Installation. If Buyer purchases any Goods that require installation, Buyer shall, at its expense, make all arrangements and connections necessary to install and operate the Goods. Buyer shall install the Goods in accordance with any Seller instructions and shall indemnify Seller against any and all damages, demands, suits, causes of action, claims and expenses (including actual attorneys’ fees and costs) arising directly or indirectly out of the improper installation of the Goods or Buyer’s failure to properly install the Goods or to have the goods properly installed.
Work By Others; Safety Devices. Unless agreed to in writing by Seller, Seller has no responsibility for labor or work performed by Buyer or others, of any nature, relating to design, manufacture, fabrication, use, installation, or provision of Goods. Buyer is solely responsible for furnishing and requiring its employees and customers to use all safety devices, guards and safe operating procedures required by law and/or as set forth in manuals and instruction sheets furnished by Seller. Buyer is responsible for consulting all operator’s manuals, ANSI or comparable safety standards, OSHA regulations and other sources of safety standards and regulations applicable to the use and operation of the Goods, and Buyer is solely responsible for ensuring that all Goods and Buyer’s use thereof comply with all applicable laws, rules, regulations, and standards.

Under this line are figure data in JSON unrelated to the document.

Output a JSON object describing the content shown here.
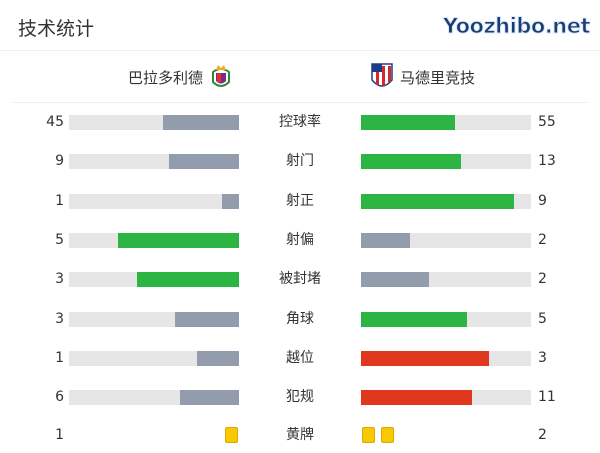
{
  "title": "技术统计",
  "home": {
    "name": "巴拉多利德",
    "crest": "real-valladolid-crest-icon"
  },
  "away": {
    "name": "马德里竞技",
    "crest": "atletico-madrid-crest-icon"
  },
  "colors": {
    "better": "#2db543",
    "worse": "#939cad",
    "bad": "#e0381f",
    "track": "#e6e6e6",
    "card": "#f8c800"
  },
  "stats": [
    {
      "label": "控球率",
      "home": "45",
      "away": "55",
      "homeColor": "#939cad",
      "awayColor": "#2db543",
      "homeFrac": 0.45,
      "awayFrac": 0.55
    },
    {
      "label": "射门",
      "home": "9",
      "away": "13",
      "homeColor": "#939cad",
      "awayColor": "#2db543",
      "homeFrac": 0.41,
      "awayFrac": 0.59
    },
    {
      "label": "射正",
      "home": "1",
      "away": "9",
      "homeColor": "#939cad",
      "awayColor": "#2db543",
      "homeFrac": 0.1,
      "awayFrac": 0.9
    },
    {
      "label": "射偏",
      "home": "5",
      "away": "2",
      "homeColor": "#2db543",
      "awayColor": "#939cad",
      "homeFrac": 0.71,
      "awayFrac": 0.29
    },
    {
      "label": "被封堵",
      "home": "3",
      "away": "2",
      "homeColor": "#2db543",
      "awayColor": "#939cad",
      "homeFrac": 0.6,
      "awayFrac": 0.4
    },
    {
      "label": "角球",
      "home": "3",
      "away": "5",
      "homeColor": "#939cad",
      "awayColor": "#2db543",
      "homeFrac": 0.375,
      "awayFrac": 0.625
    },
    {
      "label": "越位",
      "home": "1",
      "away": "3",
      "homeColor": "#939cad",
      "awayColor": "#e0381f",
      "homeFrac": 0.25,
      "awayFrac": 0.75
    },
    {
      "label": "犯规",
      "home": "6",
      "away": "11",
      "homeColor": "#939cad",
      "awayColor": "#e0381f",
      "homeFrac": 0.35,
      "awayFrac": 0.65
    }
  ],
  "cards": {
    "label": "黄牌",
    "home": "1",
    "away": "2",
    "homeCount": 1,
    "awayCount": 2
  },
  "watermark": "Yoozhibo.net"
}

Remedies. Each of the rights and remedies of Seller under this Agreement is cumulative and in addition to any other or further remedies provided under this Agreement or at law or equity.
Attorney’s Fees. In the event legal action is necessary to recover monies due from Buyer or to enforce any provision of this Agreement, Buyer shall be liable to Seller for all costs and expenses associated therewith, including Seller’s actual attorneys' fees and costs.

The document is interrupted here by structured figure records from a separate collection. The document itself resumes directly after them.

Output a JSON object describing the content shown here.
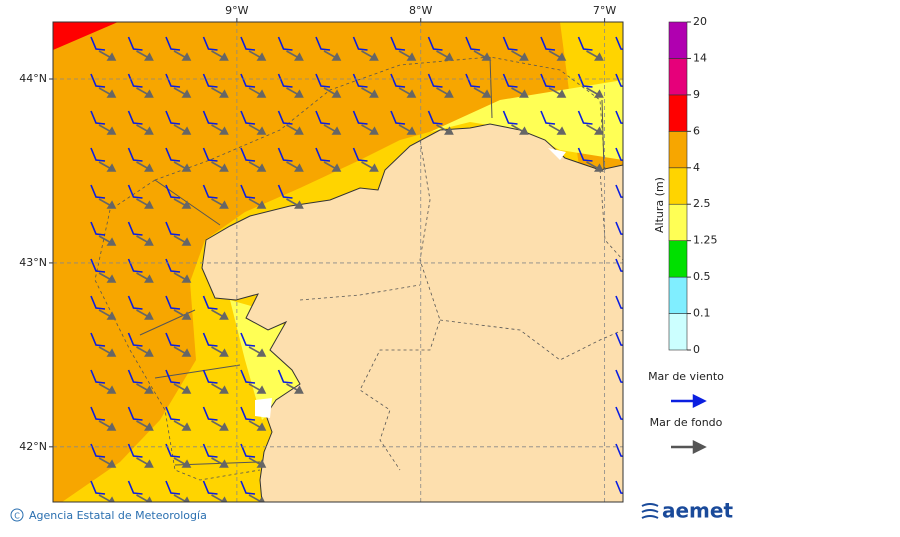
{
  "map": {
    "lon_ticks": [
      {
        "value": -9,
        "label": "9°W"
      },
      {
        "value": -8,
        "label": "8°W"
      },
      {
        "value": -7,
        "label": "7°W"
      }
    ],
    "lat_ticks": [
      {
        "value": 44,
        "label": "44°N"
      },
      {
        "value": 43,
        "label": "43°N"
      },
      {
        "value": 42,
        "label": "42°N"
      }
    ],
    "xlim": [
      -10,
      -6.9
    ],
    "ylim": [
      41.7,
      44.31
    ]
  },
  "colorbar": {
    "title": "Altura (m)",
    "levels": [
      0,
      0.1,
      0.5,
      1.25,
      2.5,
      4,
      6,
      9,
      14,
      20
    ],
    "colors": [
      "#ccffff",
      "#80eeff",
      "#00e000",
      "#ffff55",
      "#ffd400",
      "#f7a600",
      "#ff0000",
      "#e6007a",
      "#b000b0"
    ]
  },
  "legend": [
    {
      "label": "Mar de viento",
      "color": "#0b1fe0"
    },
    {
      "label": "Mar de fondo",
      "color": "#555555"
    }
  ],
  "footer": {
    "credit": "Agencia Estatal de Meteorología",
    "logo": "aemet"
  }
}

Governing Law/Venue. This Agreement shall be construed and governed under the laws of the State of Tennessee, without application of conflict of law principles. Each party agrees that all actions or proceedings arising out of or in connection with this Agreement shall be commenced, tried, and litigated only in the state courts sitting in Rutherford County, Tennessee, or the U.S. Federal Court for the Middle District of Tennessee. Each party waives any right it may have to assert the doctrine of “forum non conveniens” or to object to venue to the extent that any proceeding is brought in accordance with this section. Each party consents to and waives any objection to the exercise of personal jurisdiction over it by courts described in this section. EACH PARTY WAIVES TO THE FULLEST EXTENT PERMITTED BY APPLICABLE LAW THE RIGHT TO A TRIAL BY JURY.
Summary of Return Policy.
- 10 Day acceptance period from date of delivery. Damage claims and order discrepancies will not be accepted after this time.

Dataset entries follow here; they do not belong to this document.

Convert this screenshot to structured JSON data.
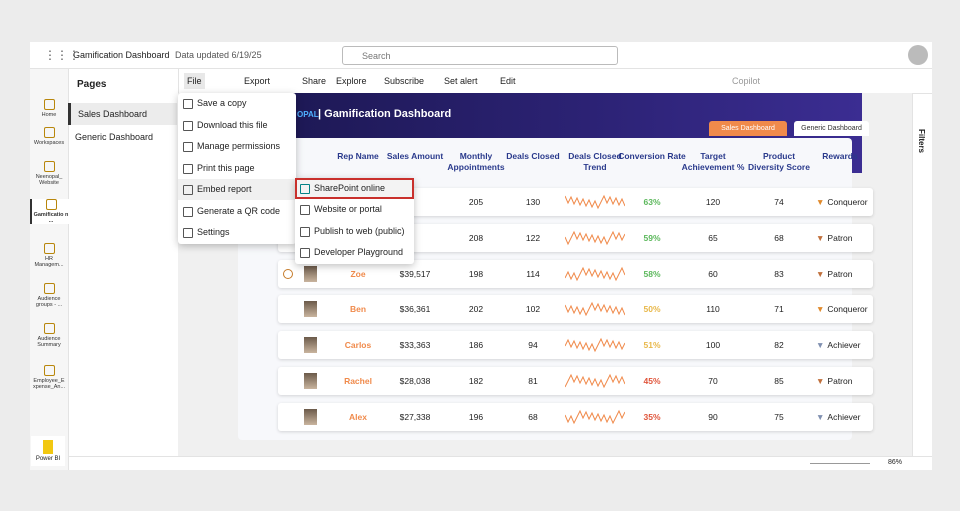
{
  "header": {
    "title": "Gamification Dashboard",
    "updated": "Data updated 6/19/25",
    "search": "Search"
  },
  "nav": [
    "Home",
    "Workspaces",
    "Neenopal_ Website",
    "Gamificatio n ...",
    "HR Managem...",
    "Audience groups - ...",
    "Audience Summary",
    "Employee_E xpense_An..."
  ],
  "nav_footer": "Power BI",
  "pages": {
    "title": "Pages",
    "items": [
      "Sales Dashboard",
      "Generic Dashboard"
    ]
  },
  "toolbar": [
    "File",
    "Export",
    "Share",
    "Explore",
    "Subscribe",
    "Set alert",
    "Edit"
  ],
  "copilot": "Copilot",
  "file_menu": [
    "Save a copy",
    "Download this file",
    "Manage permissions",
    "Print this page",
    "Embed report",
    "Generate a QR code",
    "Settings"
  ],
  "embed_menu": [
    "SharePoint online",
    "Website or portal",
    "Publish to web (public)",
    "Developer Playground"
  ],
  "report": {
    "brand": "OPAL",
    "title": "| Gamification Dashboard",
    "tabs": [
      "Sales Dashboard",
      "Generic Dashboard"
    ],
    "columns": [
      "Rep Name",
      "Sales Amount",
      "Monthly Appointments",
      "Deals Closed",
      "Deals Closed Trend",
      "Conversion Rate",
      "Target Achievement %",
      "Product Diversity Score",
      "Rewards"
    ],
    "rows": [
      [
        null,
        null,
        "205",
        "130",
        "63%",
        "120",
        "74",
        "Conqueror"
      ],
      [
        null,
        null,
        "208",
        "122",
        "59%",
        "65",
        "68",
        "Patron"
      ],
      [
        "Zoe",
        "$39,517",
        "198",
        "114",
        "58%",
        "60",
        "83",
        "Patron"
      ],
      [
        "Ben",
        "$36,361",
        "202",
        "102",
        "50%",
        "110",
        "71",
        "Conqueror"
      ],
      [
        "Carlos",
        "$33,363",
        "186",
        "94",
        "51%",
        "100",
        "82",
        "Achiever"
      ],
      [
        "Rachel",
        "$28,038",
        "182",
        "81",
        "45%",
        "70",
        "85",
        "Patron"
      ],
      [
        "Alex",
        "$27,338",
        "196",
        "68",
        "35%",
        "90",
        "75",
        "Achiever"
      ]
    ]
  },
  "filters": "Filters",
  "zoom": "86%"
}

- You must obtain a JPW Industries, Inc. issued RGA number PRIOR to returning any materials.
- Returned materials must be received at JPW Industries, Inc in new condition and in original packaging.
- Altered items are not eligible for return.
- Buyer is responsible for all shipping expenses.
- A 30% re-stocking fee applies to all returns.
JPW Industries makes every effort to ensure that our posted specifications, images, pricing and product availability are as correct and timely as possible. We apologize for any discrepancies that may occur. JPW Industries reserves the right to make any and all changes deemed necessary in the course of business including but not limited to pricing, product specifications, quantities, and product availability.
Entire Agreement. This Agreement, together with any documents referenced herein and any pricing or other order form terms provided by Seller, constitutes the sole and entire agreement of the parties with respect to the subject matter contained herein and therein, and supersedes all prior and contemporaneous understandings, agreements, and representations and warranties, both written and oral, with respect to such subject matter.